Tuesday, March 14, 2017

Recap - Flight

Experiments in photographic aeronautics.
Buoyed by sparkling beverages and bubbly chocolate, our conversations at the last meeting of term took to the air, reading Thomas Baldwin's Airopaidia (1786) and considering the poetry, practicalities, and potential pitfalls of balloon voyages.

Using Richard Holmes's Falling Upwards (2013), and Marie Thébaud-Sorger's 'Thomas Baldwin’s Airopaidia, or the Aerial View in Color' in Seeing from Above: The Aerial View in Visual Culture, Mark Dorrian, Frédéric Pousin (eds), (2013), we thought about the new kinds of experiences which Baldwin was trying to convey with his narrative. We felt that Baldwin had communicated well the exhiliration and novel sensory impressions of his flight, though perhaps he had exaggerated its tranquillity. Looking at the extraordinary images which accompany the text helped think about how Baldwin charted his journey, making myriad observations, and also how he was challenged by new aerial perspectives.

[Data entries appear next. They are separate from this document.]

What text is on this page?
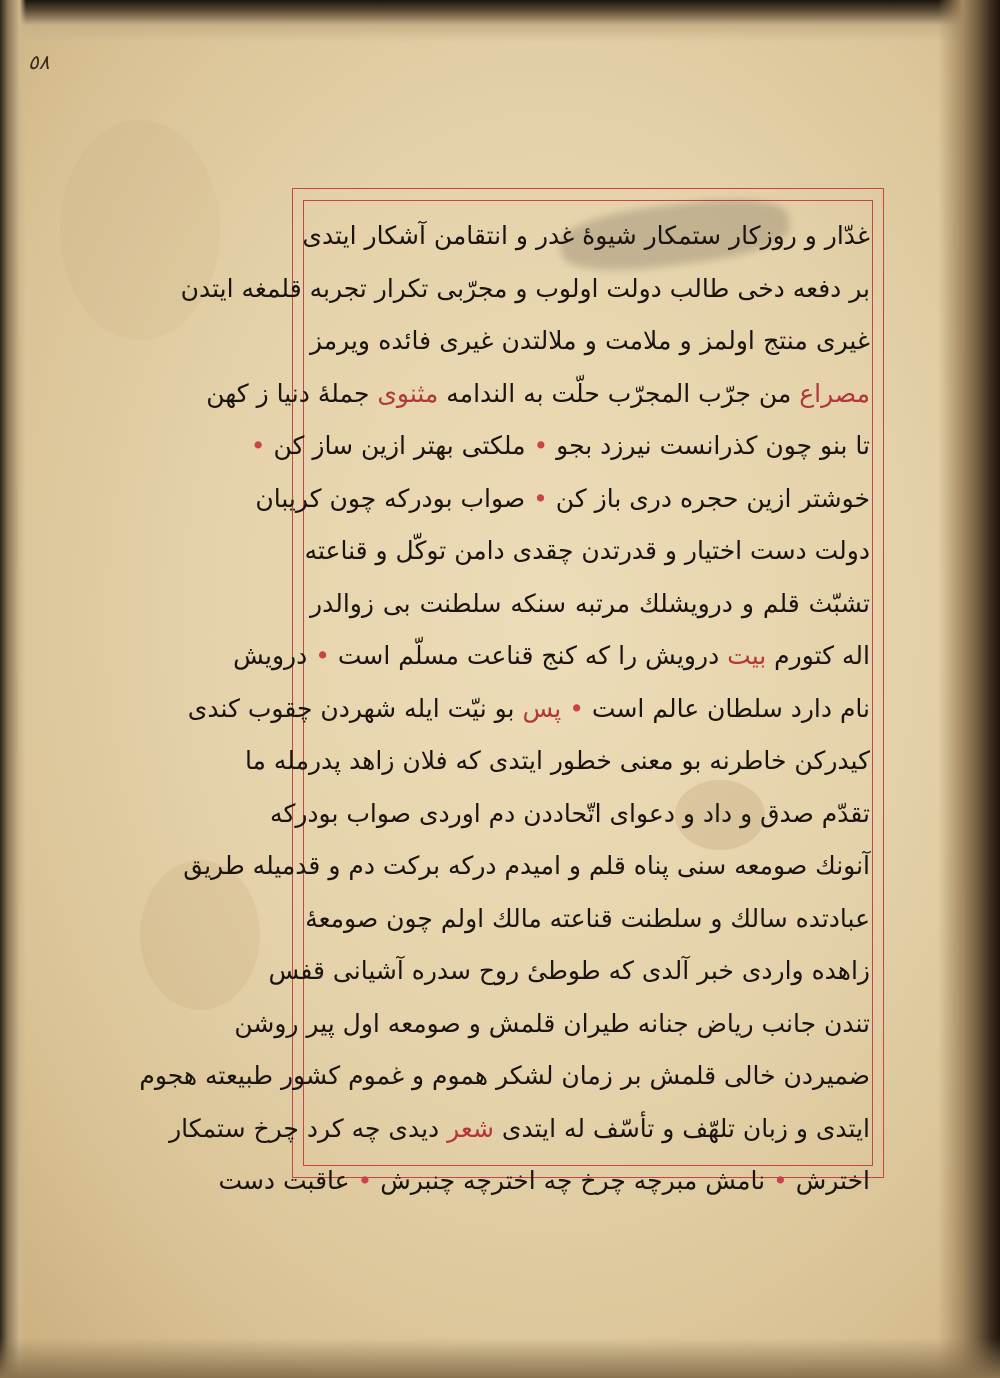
٥٨
غدّار و روزکار ستمکار شیوهٔ غدر و انتقامن آشکار ایتدی
بر دفعه دخی طالب دولت اولوب و مجرّبی تکرار تجربه قلمغه ایتدن
غیری منتج اولمز و ملامت و ملالتدن غیری فائده ویرمز
مصراع من جرّب المجرّب حلّت به الندامه مثنوی جملهٔ دنیا ز کهن
تا بنو چون کذرانست نیرزد بجو • ملکتی بهتر ازین ساز کن •
خوشتر ازین حجره دری باز کن • صواب بودرکه چون کریبان
دولت دست اختیار و قدرتدن چقدی دامن توکّل و قناعته
تشبّث قلم و درویشلك مرتبه سنکه سلطنت بی زوالدر
اله کتورم بیت درویش را که کنج قناعت مسلّم است • درویش
نام دارد سلطان عالم است • پس بو نیّت ایله شهردن چقوب کندی
کیدرکن خاطرنه بو معنی خطور ایتدی که فلان زاهد پدرمله ما
تقدّم صدق و داد و دعوای اتّحاددن دم اوردی صواب بودرکه
آنونك صومعه سنی پناه قلم و امیدم درکه برکت دم و قدمیله طریق
عبادتده سالك و سلطنت قناعته مالك اولم چون صومعهٔ
زاهده واردی خبر آلدی که طوطیٔ روح سدره آشیانی قفس
تندن جانب ریاض جنانه طیران قلمش و صومعه اول پیر روشن
ضمیردن خالی قلمش بر زمان لشکر هموم و غموم کشور طبیعته هجوم
ایتدی و زبان تلهّف و تأسّف له ایتدی شعر دیدی چه کرد چرخ ستمکار
اخترش • نامش مبرچه چرخ چه اخترچه چنبرش • عاقبت دست
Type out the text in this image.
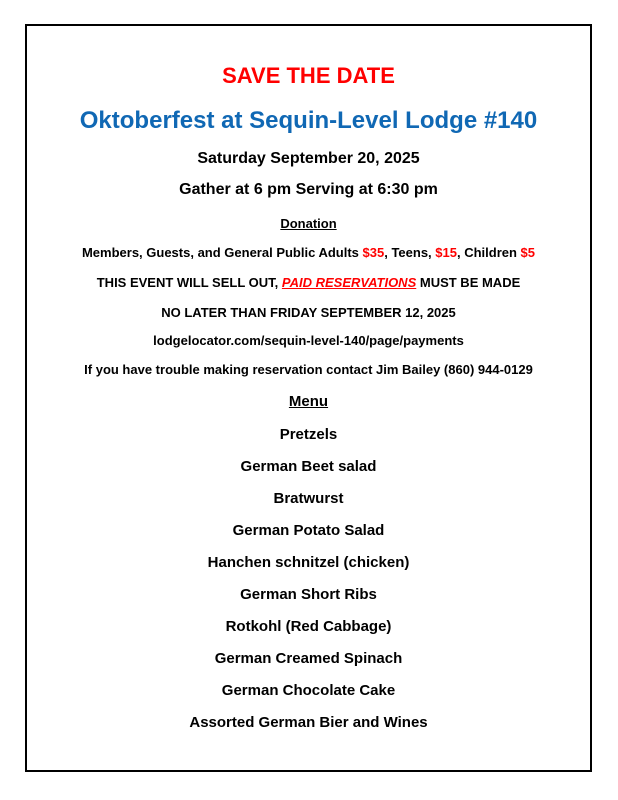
SAVE THE DATE
Oktoberfest at Sequin-Level Lodge #140
Saturday September 20, 2025
Gather at 6 pm Serving at 6:30 pm
Donation
Members, Guests, and General Public Adults $35, Teens, $15, Children $5
THIS EVENT WILL SELL OUT, PAID RESERVATIONS MUST BE MADE
NO LATER THAN FRIDAY SEPTEMBER 12, 2025
lodgelocator.com/sequin-level-140/page/payments
If you have trouble making reservation contact Jim Bailey (860) 944-0129
Menu
Pretzels
German Beet salad
Bratwurst
German Potato Salad
Hanchen schnitzel (chicken)
German Short Ribs
Rotkohl (Red Cabbage)
German Creamed Spinach
German Chocolate Cake
Assorted German Bier and Wines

We were left wanting to know more about Baldwin himself: though evidently physically present, from top to toe to taste-buds, in the balloon, and clearly familiar with the local Chester landscape, in other ways he was frustratingly absent. We could find out more about his balloon-supplier Lunardi (including his unfortunate inclusion of his pet cat as part of his aerial cargo) than we could about Baldwin. In some ways, then, by combining a very specific account of one balloon voyage with an inclusive narrative voice, Baldwin enabled any of his readers to imagine they were alongside him above the clouds.